Lundin reopening Fruta del Norte mine in Ecuador

Aerial view of Fruta del Norte gold project. (Image courtesy of Lundin Gold)

Canada’s Lundin Gold (TSX:LUG) has begun taking the first steps to resume operations at its Fruta del Norte gold-silver mine in Ecuador, the country’s largest, as the government eases coronavirus-related restrictions to keep the floundering economy afloat.

The Vancouver-based miner has already shipped all of the concentrate and doré that had been stored at site since the suspension of operations on March 22. 

In addition, reagents, spare parts and other supplies, which were stockpiled at the port of Guayaquil, are being transported to the mine site, Lundin said.

Ecuador’s government issued covid-19 health and safety guidelines for the mining industry on May 15, so operations could resume. The government also established logistics corridors that facilitate transportation for the mining industry.

Lundin says a seven-day quarantine period followed by a negative test for the virus is required before an employee or contractor is allowed to enter Fruta del Norte

“The reestablishment of transportation corridors was an important first step in our plan to restart operations at the Mine,” Lundin Gold’s president and chief executive, Ron Hochstein, said.

“We are in the last stages of finalizing the restart of our operations, which is expected to occur early in the third quarter of this year.”

The miner noted it has put a strict screening protocol for staff movement. This includes a seven-day quarantine period followed by a Polymerase Chain Reaction (PCR) test. “Provided the results are negative, the employee or contractor will be allowed to enter Fruta del Norte,” Lundin said. 

The company’s initiatives also include increasing the lengths of work rotations in order to reduce the number of them, implementing regular health controls, social and physical distancing, the use of personal protective equipment (PPE) when distancing is not possible, disinfection of work areas and requiring the timely communication of symptoms.  

Lundin said that in the more than two months Fruta del Norte was halted, workers carried out several projects and maintenance work in preparation for the restart of operations. 
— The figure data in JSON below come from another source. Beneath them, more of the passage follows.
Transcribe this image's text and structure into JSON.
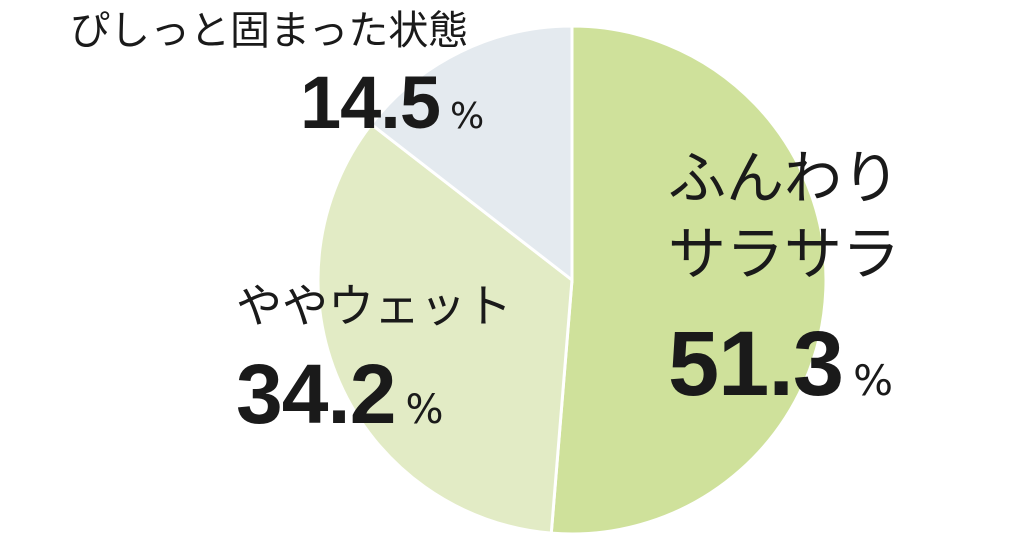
{
  "chart_data": {
    "type": "pie",
    "categories": [
      "ふんわり\nサラサラ",
      "ややウェット",
      "ぴしっと固まった状態"
    ],
    "values": [
      51.3,
      34.2,
      14.5
    ],
    "unit": "%",
    "colors": [
      "#cfe19b",
      "#e2ebc5",
      "#e4eaef"
    ]
  }
}
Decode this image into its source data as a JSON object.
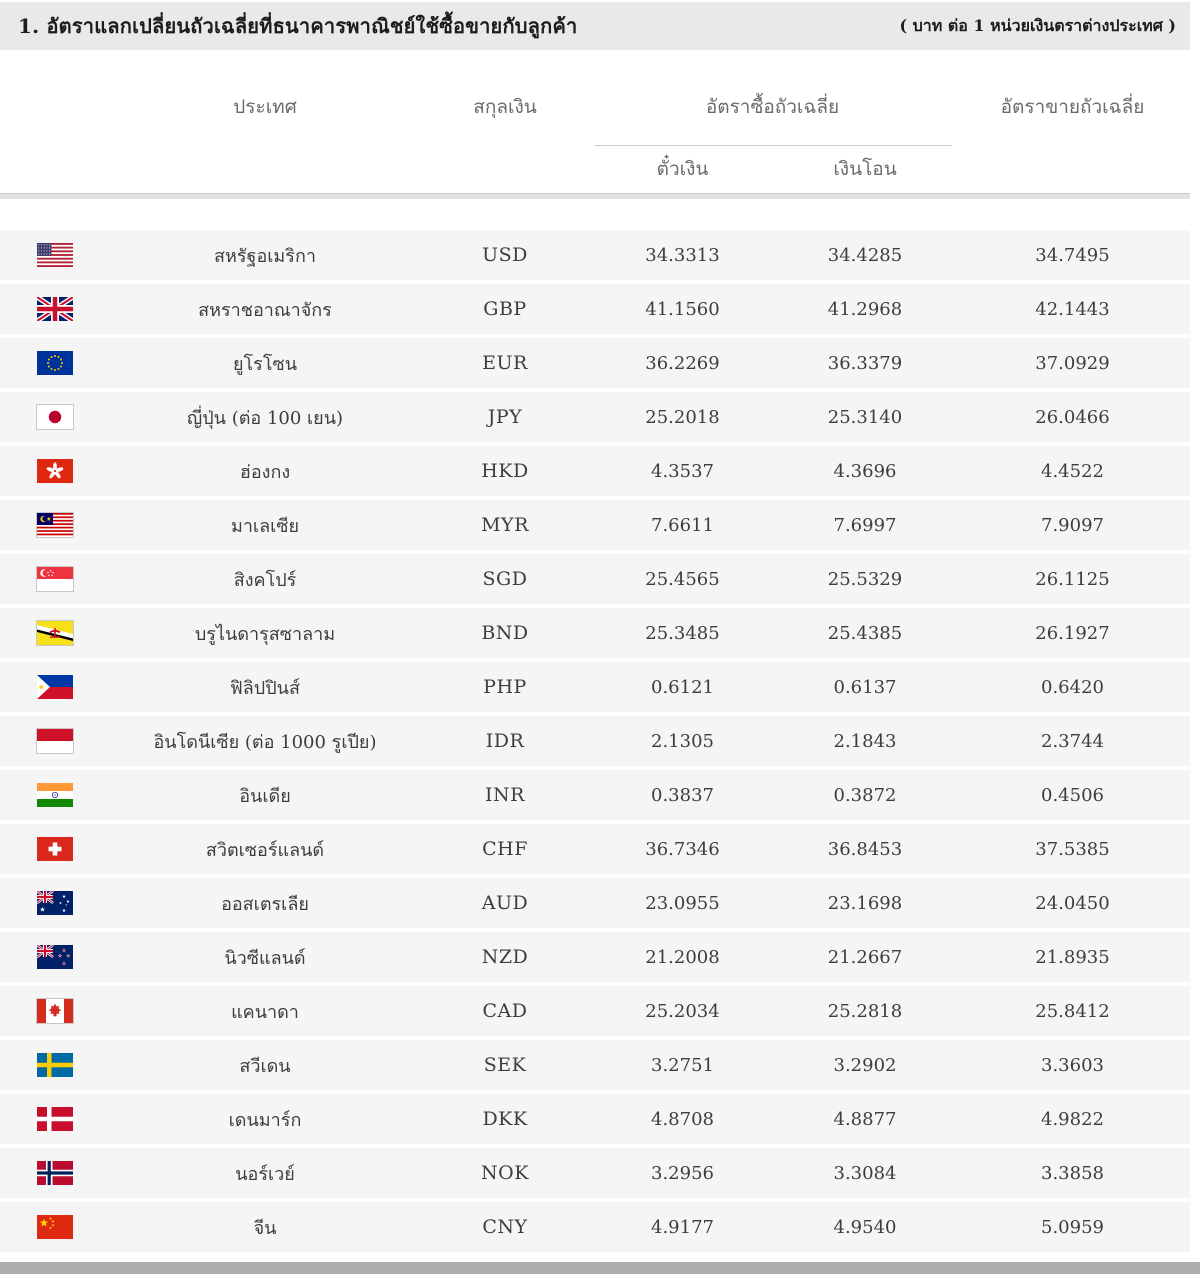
{
  "title": "1. อัตราแลกเปลี่ยนถัวเฉลี่ยที่ธนาคารพาณิชย์ใช้ซื้อขายกับลูกค้า",
  "unit_note": "( บาท ต่อ 1 หน่วยเงินตราต่างประเทศ )",
  "columns": {
    "country": "ประเทศ",
    "currency": "สกุลเงิน",
    "buy_avg": "อัตราซื้อถัวเฉลี่ย",
    "buy_bill": "ตั๋วเงิน",
    "buy_transfer": "เงินโอน",
    "sell_avg": "อัตราขายถัวเฉลี่ย"
  },
  "colors": {
    "title_bar_bg": "#e9e9e9",
    "row_bg": "#f5f5f5",
    "divider": "#e2e2e2",
    "bottom_bar": "#adadad",
    "header_text": "#6b6b6b",
    "title_text": "#1c1c1c",
    "value_text": "#3d3d3d"
  },
  "rows": [
    {
      "flag": "us",
      "country": "สหรัฐอเมริกา",
      "code": "USD",
      "bill": "34.3313",
      "transfer": "34.4285",
      "sell": "34.7495"
    },
    {
      "flag": "gb",
      "country": "สหราชอาณาจักร",
      "code": "GBP",
      "bill": "41.1560",
      "transfer": "41.2968",
      "sell": "42.1443"
    },
    {
      "flag": "eu",
      "country": "ยูโรโซน",
      "code": "EUR",
      "bill": "36.2269",
      "transfer": "36.3379",
      "sell": "37.0929"
    },
    {
      "flag": "jp",
      "country": "ญี่ปุ่น (ต่อ 100 เยน)",
      "code": "JPY",
      "bill": "25.2018",
      "transfer": "25.3140",
      "sell": "26.0466"
    },
    {
      "flag": "hk",
      "country": "ฮ่องกง",
      "code": "HKD",
      "bill": "4.3537",
      "transfer": "4.3696",
      "sell": "4.4522"
    },
    {
      "flag": "my",
      "country": "มาเลเซีย",
      "code": "MYR",
      "bill": "7.6611",
      "transfer": "7.6997",
      "sell": "7.9097"
    },
    {
      "flag": "sg",
      "country": "สิงคโปร์",
      "code": "SGD",
      "bill": "25.4565",
      "transfer": "25.5329",
      "sell": "26.1125"
    },
    {
      "flag": "bn",
      "country": "บรูไนดารุสซาลาม",
      "code": "BND",
      "bill": "25.3485",
      "transfer": "25.4385",
      "sell": "26.1927"
    },
    {
      "flag": "ph",
      "country": "ฟิลิปปินส์",
      "code": "PHP",
      "bill": "0.6121",
      "transfer": "0.6137",
      "sell": "0.6420"
    },
    {
      "flag": "id",
      "country": "อินโดนีเซีย (ต่อ 1000 รูเปีย)",
      "code": "IDR",
      "bill": "2.1305",
      "transfer": "2.1843",
      "sell": "2.3744"
    },
    {
      "flag": "in",
      "country": "อินเดีย",
      "code": "INR",
      "bill": "0.3837",
      "transfer": "0.3872",
      "sell": "0.4506"
    },
    {
      "flag": "ch",
      "country": "สวิตเซอร์แลนด์",
      "code": "CHF",
      "bill": "36.7346",
      "transfer": "36.8453",
      "sell": "37.5385"
    },
    {
      "flag": "au",
      "country": "ออสเตรเลีย",
      "code": "AUD",
      "bill": "23.0955",
      "transfer": "23.1698",
      "sell": "24.0450"
    },
    {
      "flag": "nz",
      "country": "นิวซีแลนด์",
      "code": "NZD",
      "bill": "21.2008",
      "transfer": "21.2667",
      "sell": "21.8935"
    },
    {
      "flag": "ca",
      "country": "แคนาดา",
      "code": "CAD",
      "bill": "25.2034",
      "transfer": "25.2818",
      "sell": "25.8412"
    },
    {
      "flag": "se",
      "country": "สวีเดน",
      "code": "SEK",
      "bill": "3.2751",
      "transfer": "3.2902",
      "sell": "3.3603"
    },
    {
      "flag": "dk",
      "country": "เดนมาร์ก",
      "code": "DKK",
      "bill": "4.8708",
      "transfer": "4.8877",
      "sell": "4.9822"
    },
    {
      "flag": "no",
      "country": "นอร์เวย์",
      "code": "NOK",
      "bill": "3.2956",
      "transfer": "3.3084",
      "sell": "3.3858"
    },
    {
      "flag": "cn",
      "country": "จีน",
      "code": "CNY",
      "bill": "4.9177",
      "transfer": "4.9540",
      "sell": "5.0959"
    }
  ]
}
The SAG mill was relined, maintenance of underground dewatering equipment took place and infrastructure and mill modifications to improve mill recoveries were implemented. 

The company said it would release further details regarding the start of production in the coming weeks.

Four months in production

Lundin officially opened Fruta del Norte in November 2019, and the first doré bar was produced on November 16. Production kicked off just two days later.

Lundin, worth almost C$4.7 billion, worked on developing the asset for almost two years, following a 2016 agreement with Ecuador’s government. That deal allowed it to move ahead with the project, located in the southeastern Amazon province of Zamora Chinchipe.

The underground gold and silver mine contains six of Lundin’s 29 mining concessions and covers 70,000 hectares of land

The company acquired Fruta del Norte in 2014 for $240 million from fellow Canadian miner Kinross Gold (TSX:K) (NYSE:KGC), which had to halt operations after being unable to reach an agreement with authorities regarding the terms for developing the asset.

The underground gold and silver mine contains six of Lundin’s 29 mining concessions and covers 70,000 hectares of land. Discovered in 2006, Fruta del Norte is expected to produce almost 4.7 million ounces of gold over a 15-year mine life.

Shaky ground

Ecuador has gained ground as a mining investment destination over the past two years, with top miners entering into joint ventures or investing in juniors to gain exposure to projects in the country.

The Andean nation, however, has been severely hit by the ongoing pandemic. Its number of deaths, at 3,358, is by far the worst per capita in Latin America.

President Lenín Moreno said last month that Ecuador was suffering a crisis worse than “all the wars and natural disasters the country has suffered throughout its history put together.”

The country’s finances, however, were shaky even before covid-19, and it has been struggling to put them in order.